Cleavage of olefinic double bonds by mediated anodic oxidation

• Published in: Electrochimica acta Vol. 48; no. 5; pp. 489 - 495
• Main Author: BAUMER, U
• Format: Journal Article
• Language: English
• Published: Oxford Elsevier Ltd 15.01.2003; Elsevier
• Subjects: Alkenes; C,C-double bond cleavage; Chemistry; Electrochemistry; Exact sciences and technology; General and physical chemistry; Kinetics and mechanism of reactions; Mediated anodic oxidation; Periodate/ruthenium trichloride; C,C-double bond cleavage; Alkenes; Periodate/ruthenium trichloride; Mediated anodic oxidation; Mixed catalyst; Alkali metal Compounds; Platinoid Compounds; Catalytic reaction; Catalyst selectivity; Transition metal Compounds; Ruthenium chloride; Experimental study; Scission; Sodium Periodates; Alkene; Anodizing; Reaction mechanism; Electrochemical reaction; Catalyst activity; Degradation product
• ISSN: 0013-4686; 1873-3859
• DOI: 10.1016/S0013-4686(02)00715-6

Seven alkenes, e.g. 1-decene, methyl oleate, cyclododecene, norbornene, are cleaved by indirect anodic oxidation with IO 4 −/RuCl 3 as mediator to carboxylic acids.
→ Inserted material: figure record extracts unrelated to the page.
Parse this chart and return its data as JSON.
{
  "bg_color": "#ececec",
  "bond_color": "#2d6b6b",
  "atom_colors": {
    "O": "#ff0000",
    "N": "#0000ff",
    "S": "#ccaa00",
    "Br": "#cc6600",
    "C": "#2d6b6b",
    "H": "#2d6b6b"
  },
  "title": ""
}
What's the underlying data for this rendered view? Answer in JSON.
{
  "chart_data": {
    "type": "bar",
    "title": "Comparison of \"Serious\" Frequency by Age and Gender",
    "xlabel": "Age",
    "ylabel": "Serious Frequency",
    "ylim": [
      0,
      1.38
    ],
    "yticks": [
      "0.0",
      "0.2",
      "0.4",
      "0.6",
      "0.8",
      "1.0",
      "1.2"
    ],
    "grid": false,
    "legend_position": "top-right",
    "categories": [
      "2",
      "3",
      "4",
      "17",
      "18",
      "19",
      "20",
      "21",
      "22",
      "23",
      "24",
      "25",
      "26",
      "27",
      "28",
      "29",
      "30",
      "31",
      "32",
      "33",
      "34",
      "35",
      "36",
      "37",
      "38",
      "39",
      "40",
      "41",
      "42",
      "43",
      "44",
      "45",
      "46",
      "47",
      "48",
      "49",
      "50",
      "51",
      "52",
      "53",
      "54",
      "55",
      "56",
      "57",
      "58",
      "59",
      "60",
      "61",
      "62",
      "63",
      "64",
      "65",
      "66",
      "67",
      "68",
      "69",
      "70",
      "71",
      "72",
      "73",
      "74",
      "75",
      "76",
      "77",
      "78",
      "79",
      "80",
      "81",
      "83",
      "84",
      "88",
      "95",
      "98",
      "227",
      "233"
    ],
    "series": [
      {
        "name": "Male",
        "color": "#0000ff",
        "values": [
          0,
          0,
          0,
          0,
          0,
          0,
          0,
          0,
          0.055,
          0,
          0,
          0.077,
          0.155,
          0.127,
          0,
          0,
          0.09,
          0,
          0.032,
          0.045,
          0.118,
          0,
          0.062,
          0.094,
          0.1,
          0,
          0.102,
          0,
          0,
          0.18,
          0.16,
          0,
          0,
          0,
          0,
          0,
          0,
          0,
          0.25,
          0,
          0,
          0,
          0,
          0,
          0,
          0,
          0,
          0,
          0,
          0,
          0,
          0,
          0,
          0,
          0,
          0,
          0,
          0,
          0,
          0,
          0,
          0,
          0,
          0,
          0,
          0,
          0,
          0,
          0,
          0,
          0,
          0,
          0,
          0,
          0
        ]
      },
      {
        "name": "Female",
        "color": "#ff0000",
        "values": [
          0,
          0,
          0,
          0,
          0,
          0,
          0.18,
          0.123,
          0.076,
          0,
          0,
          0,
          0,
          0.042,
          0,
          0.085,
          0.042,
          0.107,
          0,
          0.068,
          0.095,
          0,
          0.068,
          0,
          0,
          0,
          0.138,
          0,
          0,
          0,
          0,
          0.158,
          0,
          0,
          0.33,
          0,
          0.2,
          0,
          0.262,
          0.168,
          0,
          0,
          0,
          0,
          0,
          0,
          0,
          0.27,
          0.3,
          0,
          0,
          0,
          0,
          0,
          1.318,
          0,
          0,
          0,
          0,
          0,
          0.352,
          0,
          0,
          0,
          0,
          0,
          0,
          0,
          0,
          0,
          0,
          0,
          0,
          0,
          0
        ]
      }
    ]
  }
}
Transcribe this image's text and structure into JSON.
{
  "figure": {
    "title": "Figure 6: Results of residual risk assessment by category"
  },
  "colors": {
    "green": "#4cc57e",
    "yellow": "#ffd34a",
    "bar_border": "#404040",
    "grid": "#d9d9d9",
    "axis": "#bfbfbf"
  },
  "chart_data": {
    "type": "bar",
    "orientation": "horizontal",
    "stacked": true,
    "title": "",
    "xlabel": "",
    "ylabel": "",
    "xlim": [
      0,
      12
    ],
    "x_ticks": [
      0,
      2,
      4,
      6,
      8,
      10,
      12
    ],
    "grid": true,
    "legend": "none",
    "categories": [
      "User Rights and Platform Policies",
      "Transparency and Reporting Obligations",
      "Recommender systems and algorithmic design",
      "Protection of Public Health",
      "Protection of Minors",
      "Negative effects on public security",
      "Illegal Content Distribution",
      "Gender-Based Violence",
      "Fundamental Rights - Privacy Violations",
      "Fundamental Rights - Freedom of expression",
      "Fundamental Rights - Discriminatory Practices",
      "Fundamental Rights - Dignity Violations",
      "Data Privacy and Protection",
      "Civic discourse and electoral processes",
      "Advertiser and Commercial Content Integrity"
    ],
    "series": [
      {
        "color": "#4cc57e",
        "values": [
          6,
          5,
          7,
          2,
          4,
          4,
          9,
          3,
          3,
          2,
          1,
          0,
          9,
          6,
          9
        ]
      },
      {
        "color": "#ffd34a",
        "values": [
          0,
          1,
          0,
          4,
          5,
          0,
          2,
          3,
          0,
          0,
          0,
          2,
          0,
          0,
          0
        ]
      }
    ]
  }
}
The best performance was achieved with two alternative ex cell-methods. Periodate is regenerated from iodate in a divided cell at a PbO 2/Ti-anode. In the chemical reactor alkene and the produced carboxylic acid are immobilized in a chromatography column on Chromosorb W and oxidized with IO 4 −/RuO 4 in CH 3CN/water. In the alternative version the alkene is oxidized in an emulsion generated by sonication and the organic phase is retained in the reactor by a separator. Acids and diacids are obtained in 61–91% chemical yield and good current yields. The amount of consumed periodate can be reduced to less than 5% of the amount needed for the chemical oxidation. The mediated anodic cleavage of alkenes is altogether an interesting alternative to ozonolysis.